William Gay is my favorite new author (altho he's only new to me). His style of writing is almost poetic/lyrical like nothing you've ever read. I find myself going back & re-reading passages and savoring the way he describes things. Very thought provoking and doesn't insult your intelligence like wishy washy writers that are a dime a dozen these days. He's extremely gifted this guy. Anyway, I read his other book, The Long Home twice.


Here's an excerpt from Amazon review:

In his second novel, Provinces of Night, William Gay re-creates the oppressive, evocative atmosphere of the American Deep South that he first explored in his debut novel, The Long Home. Against the backdrop of rural Tennessee in the 1950s, our teenage protagonist, Fleming Bloodworth, finds himself alone in the family home after his father, Boyd, abandons him to hunt down and kill his wife's lover. At the same time, Fleming's grandfather decides to return to his family after 20 years of self-imposed exile. He returns to discover that his remaining two sons, Warren and Brady, are in turn an alcoholic womanizer and a Bible-quoting fantasist who enjoys putting curses on his enemies.

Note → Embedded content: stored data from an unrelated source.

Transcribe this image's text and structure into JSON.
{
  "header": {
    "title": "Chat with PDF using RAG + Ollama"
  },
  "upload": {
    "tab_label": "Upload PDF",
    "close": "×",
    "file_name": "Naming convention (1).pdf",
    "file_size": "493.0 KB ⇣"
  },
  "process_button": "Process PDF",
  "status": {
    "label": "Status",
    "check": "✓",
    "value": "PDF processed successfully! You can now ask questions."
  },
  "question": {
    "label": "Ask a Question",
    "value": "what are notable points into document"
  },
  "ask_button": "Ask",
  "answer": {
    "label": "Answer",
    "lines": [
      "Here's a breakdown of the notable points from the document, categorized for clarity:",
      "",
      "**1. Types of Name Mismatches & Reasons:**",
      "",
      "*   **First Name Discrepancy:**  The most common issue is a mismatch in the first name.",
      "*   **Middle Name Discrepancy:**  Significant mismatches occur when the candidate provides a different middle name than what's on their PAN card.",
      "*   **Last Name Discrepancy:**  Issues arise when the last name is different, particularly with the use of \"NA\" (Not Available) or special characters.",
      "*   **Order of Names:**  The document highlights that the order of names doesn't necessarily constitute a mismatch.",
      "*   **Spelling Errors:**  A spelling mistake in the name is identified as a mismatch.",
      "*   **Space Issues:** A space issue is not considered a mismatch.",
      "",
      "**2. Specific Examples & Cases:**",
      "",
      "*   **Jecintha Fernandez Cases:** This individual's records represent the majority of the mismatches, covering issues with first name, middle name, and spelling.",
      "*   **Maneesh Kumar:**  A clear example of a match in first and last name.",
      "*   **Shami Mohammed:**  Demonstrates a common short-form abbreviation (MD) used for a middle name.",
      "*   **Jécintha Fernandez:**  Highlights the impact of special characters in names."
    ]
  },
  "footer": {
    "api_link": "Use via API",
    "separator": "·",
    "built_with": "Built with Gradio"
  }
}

This is a self-consciously big novel in the Southern tradition that could easily have buckled under the weight of its own ambition. Instead, Gay pulls it off with ease, presenting us with a stream of unforgettable characters. While the central themes of love, loyalty, and forgiveness are explored seriously and sensitively, the finely wrought prose is also sprinkled with moments of genuine humor as Gay proves that he's not afraid to gently mock his gang of Southern eccentrics. This is a wonderful novel and a worthy successor to the tradition it so obviously admires. --Jane Morris, Amazon.co.uk --This text refers to an out of print or unavailable edition of this title.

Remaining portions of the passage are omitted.